Fischer’s great-uncle, Bram Fischer led the defence team which played a part of saving their lives. He took great risks even getting involved due to him also being an anti-apartheid activist who could himself have been in the dock at the Rivonia Trial.
Fischer never met his heroic uncle who In fact, just a few years later, was also arrested and sentenced to life in prison. He died while still in custody in 1975 before his great nephew was born and was labelled a traitor to his own white Afrikaner people.
Fischer has been able to go back in time and get to know his great uncle Braam due to his being given access to newly digitised tapes from the trial.
“It's been my first chance to hear him speak. Polite to all he addresses, his calm tones are shot through with a seam of fierce authority. Eyes shut and headphones on, I listen. For the first time my great uncle, who has been more myth than man to me, starts to become real,” he said.

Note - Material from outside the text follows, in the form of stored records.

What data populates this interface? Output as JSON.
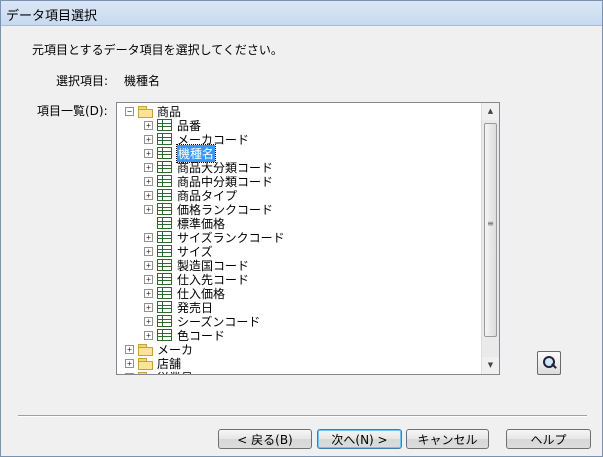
{
  "window": {
    "title": "データ項目選択"
  },
  "instruction": "元項目とするデータ項目を選択してください。",
  "selection": {
    "label": "選択項目:",
    "value": "機種名"
  },
  "item_list_label": "項目一覧(D):",
  "tree": {
    "root": {
      "label": "商品",
      "expander": "−"
    },
    "children": [
      {
        "label": "品番",
        "expander": "+"
      },
      {
        "label": "メーカコード",
        "expander": "+"
      },
      {
        "label": "機種名",
        "expander": "+",
        "selected": true
      },
      {
        "label": "商品大分類コード",
        "expander": "+"
      },
      {
        "label": "商品中分類コード",
        "expander": "+"
      },
      {
        "label": "商品タイプ",
        "expander": "+"
      },
      {
        "label": "価格ランクコード",
        "expander": "+"
      },
      {
        "label": "標準価格",
        "expander": ""
      },
      {
        "label": "サイズランクコード",
        "expander": "+"
      },
      {
        "label": "サイズ",
        "expander": "+"
      },
      {
        "label": "製造国コード",
        "expander": "+"
      },
      {
        "label": "仕入先コード",
        "expander": "+"
      },
      {
        "label": "仕入価格",
        "expander": "+"
      },
      {
        "label": "発売日",
        "expander": "+"
      },
      {
        "label": "シーズンコード",
        "expander": "+"
      },
      {
        "label": "色コード",
        "expander": "+"
      }
    ],
    "siblings": [
      {
        "label": "メーカ",
        "expander": "+"
      },
      {
        "label": "店舗",
        "expander": "+"
      },
      {
        "label": "従業員",
        "expander": "+"
      }
    ]
  },
  "icons": {
    "search": "magnifier-icon",
    "folder": "folder-icon",
    "table": "table-icon"
  },
  "buttons": {
    "back": "< 戻る(B)",
    "next": "次へ(N) >",
    "cancel": "キャンセル",
    "help": "ヘルプ"
  }
}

The recordings allow us the opportunity today to hear a bit of history and relive some of the trial’s most famous moments.
The searing power of Mandela's speech, Walter Sisulu's impressive philosophical outwitting of the prosecutor, the defiant humour of Ahmed Kathrada and Denis Goldberg.
One of the most poignant moments is Elias Motsoaledi's humble but strikingly detailed expression of the life of black people in South Africa as the reason why he committed the acts he was on trial for. "I did what I did because I wanted to help my people in the struggle for equal rights. I felt very strongly about the laws which discriminated against my people and which caused poverty, ill health and misery for which they suffer," he told the court.
Fischer says there is hope in knowing the history and hearing the recordings. “While the recordings contain details which can bring back difficult memories, in playing them to those closest to the trial, I have found all have appreciated the chance to hear voices they thought lost forever.
It is clear even short snippets of tape can help reclaim these stories from the dehumanising mass of the apartheid state.”
In his documentary he visits people close to the trial and speaks to them.
“In these moments, the Rivonia Trial feels not so much of the past, but of the present. As I listen, my great uncle is still alive and the people around me suffer, fight and survive, not knowing what their future holds,” he said.